Single by Dean Brody

from the EP Black Sheep
- Released: August 21, 2019
- Genre: Country
- Length: 3:16
- Label: Open Road; Scurvy Dog;
- Songwriter(s): Dean Brody
- Producer(s): Matt Rovey

Dean Brody singles chronology
| "Whiskey in a Teacup" (2019) | "Black Sheep" (2019) | "Can't Help Myself" (2020) |

= Black Sheep (Dean Brody song) =

2019 song by Dean Brody

"Black Sheep" is a song written and recorded by Canadian country music artist Dean Brody. It was the fourth single and title track off his extended play Black Sheep.

==Background==
Brody wrote "Black Sheep" based on personal experience. He said he "often felt like an outsider" at times in his life, both as a child in church, and as an adult being a musician. It was partially inspired by his decision to pursue a career in music. Brody wrote the song in Nashville, where he was living at the time.

==Critical reception==
"Black Sheep" received generally positive reviews.

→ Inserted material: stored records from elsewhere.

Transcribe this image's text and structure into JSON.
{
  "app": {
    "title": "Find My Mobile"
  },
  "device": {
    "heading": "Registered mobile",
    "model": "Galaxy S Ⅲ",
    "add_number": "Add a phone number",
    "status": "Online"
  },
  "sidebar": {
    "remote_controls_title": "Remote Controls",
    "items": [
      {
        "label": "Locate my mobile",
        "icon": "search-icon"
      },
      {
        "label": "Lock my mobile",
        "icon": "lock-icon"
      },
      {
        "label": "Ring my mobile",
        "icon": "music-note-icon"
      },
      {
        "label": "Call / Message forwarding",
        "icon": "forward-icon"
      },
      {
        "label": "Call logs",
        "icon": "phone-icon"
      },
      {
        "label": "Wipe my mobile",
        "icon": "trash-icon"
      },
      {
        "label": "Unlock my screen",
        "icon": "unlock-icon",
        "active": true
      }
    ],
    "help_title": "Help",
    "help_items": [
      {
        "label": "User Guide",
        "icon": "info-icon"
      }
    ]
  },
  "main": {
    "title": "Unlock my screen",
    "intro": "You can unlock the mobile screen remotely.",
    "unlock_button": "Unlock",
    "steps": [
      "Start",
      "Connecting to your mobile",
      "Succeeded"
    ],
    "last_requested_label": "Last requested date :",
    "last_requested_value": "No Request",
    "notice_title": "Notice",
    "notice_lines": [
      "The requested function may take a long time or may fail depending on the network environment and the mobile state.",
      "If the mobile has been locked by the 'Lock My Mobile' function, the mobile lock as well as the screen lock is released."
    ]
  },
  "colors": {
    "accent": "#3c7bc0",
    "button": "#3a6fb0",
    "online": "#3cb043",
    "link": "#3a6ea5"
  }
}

Nanci Dagg of Canadian Beats Media referred to the track as a "boot-stomping" with an "upbeat tempo [and] meaning that people can relate to". Annie Reuter of Billboard said the song had "inspiring lyrics". Melissa Novacaska of Exclaim! noted the song had a "gospel ring to it".

==Music video==
The official music video for "Black Sheep" premiered exclusively on Billboard on July 29, 2019. The video was shot in Nashville, Tennessee and directed by Brian Vaughn.

==Chart performance==
"Black Sheep" reached a peak of number 5 on the Billboard Canada Country chart dated November 30, 2019.